I shudder to think about what television judges today would say to Bob Dylan, Jimi Hendrix or Janis Joplin if they showed up to sing for 90 seconds on a stage. And then I shudder even more when I think about what our culture would have lost, had those musicians never had a chance to develop at their own rate, experiment with their sounds and find their voices. But, here we are, not yet halfway through Make or Break, and it's already shattered the mold of music shows - because success on Make or Break is not defined by perfection. Success on this show is about capturing everything else - all of the intangibles of music: honesty, pain, joy, fear, authenticity and soul.

So, what do we have right now on Make or Break? We've got a diverse group of six, already quasi-established, artists or bands that are competing for a record deal on Perry's label. There is: Hunter Valentine, a hard-rock band with occasional folk tendencies; Anjuli Stars, a solo rap and hip hop artist from Miami; Gabriel Meyers, a Brooklyn-based "busker" who plays in the New York City subways; Mackenzie Johnson, a young singer-songwriter from Pennsylvania; Omar, a duo indie-rock band that's beginning to explore its introspective side; and Vanjess, a sisters' R&B duo. The show's competition, however, seems secondary; after all, the musicians are recording with Perry in her studio, benefitting from her guidance, and their original songs are garnering national exposure each week.

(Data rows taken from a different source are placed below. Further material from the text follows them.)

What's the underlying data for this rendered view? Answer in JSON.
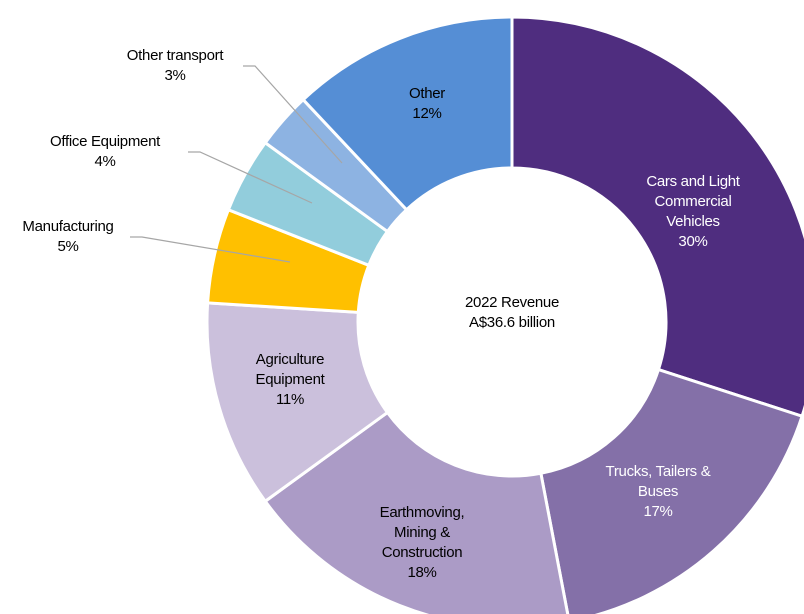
{
  "chart_data": {
    "type": "donut",
    "center_label": "2022 Revenue\nA$36.6 billion",
    "categories": [
      "Cars and Light\nCommercial\nVehicles",
      "Trucks, Tailers & Buses",
      "Earthmoving,\nMining &\nConstruction",
      "Agriculture\nEquipment",
      "Manufacturing",
      "Office Equipment",
      "Other transport",
      "Other"
    ],
    "values": [
      30,
      17,
      18,
      11,
      5,
      4,
      3,
      12
    ],
    "value_labels": [
      "30%",
      "17%",
      "18%",
      "11%",
      "5%",
      "4%",
      "3%",
      "12%"
    ],
    "colors": [
      "#4f2d7f",
      "#8470a8",
      "#ab9bc6",
      "#cbc0dc",
      "#ffc000",
      "#92cddc",
      "#8db3e2",
      "#558ed5"
    ]
  }
}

A sense of mystery lingers with each episode - and unlike a traditional music competition, it's not about the anticipation of who will "win." Instead, it's a curiosity of which band or artist will create a different sound - who will peel off layers of familiarity and comfort in order to unleash a song that is at once highly accessible and deeply intimate? I do not know who will ultimately be rewarded with a record contract, but watching these artists each week, as they make uncomfortable shifts in their songwriting or change their band members' roles or reexamine how they perform for audiences, suggests tremendous hope for new music today.

There's an old saying that goes, "writing is easy, you just open a vein and bleed." I imagine the same could be said for recording an album. But, to bleed you must feel safe and that is precisely what Linda Perry has created through Make or Break - a trusted space for artists to struggle, even to fail at times, but eventually to break away from everything they have known in order to discover that glimmer of something new; and something that, one day, just may have new generations of teenagers stepping outside and screaming from the tops of their lungs for years to come.

Make or Break: The Linda Perry Project airs on VH1 on Wednesdays at 10pm/9pm CST.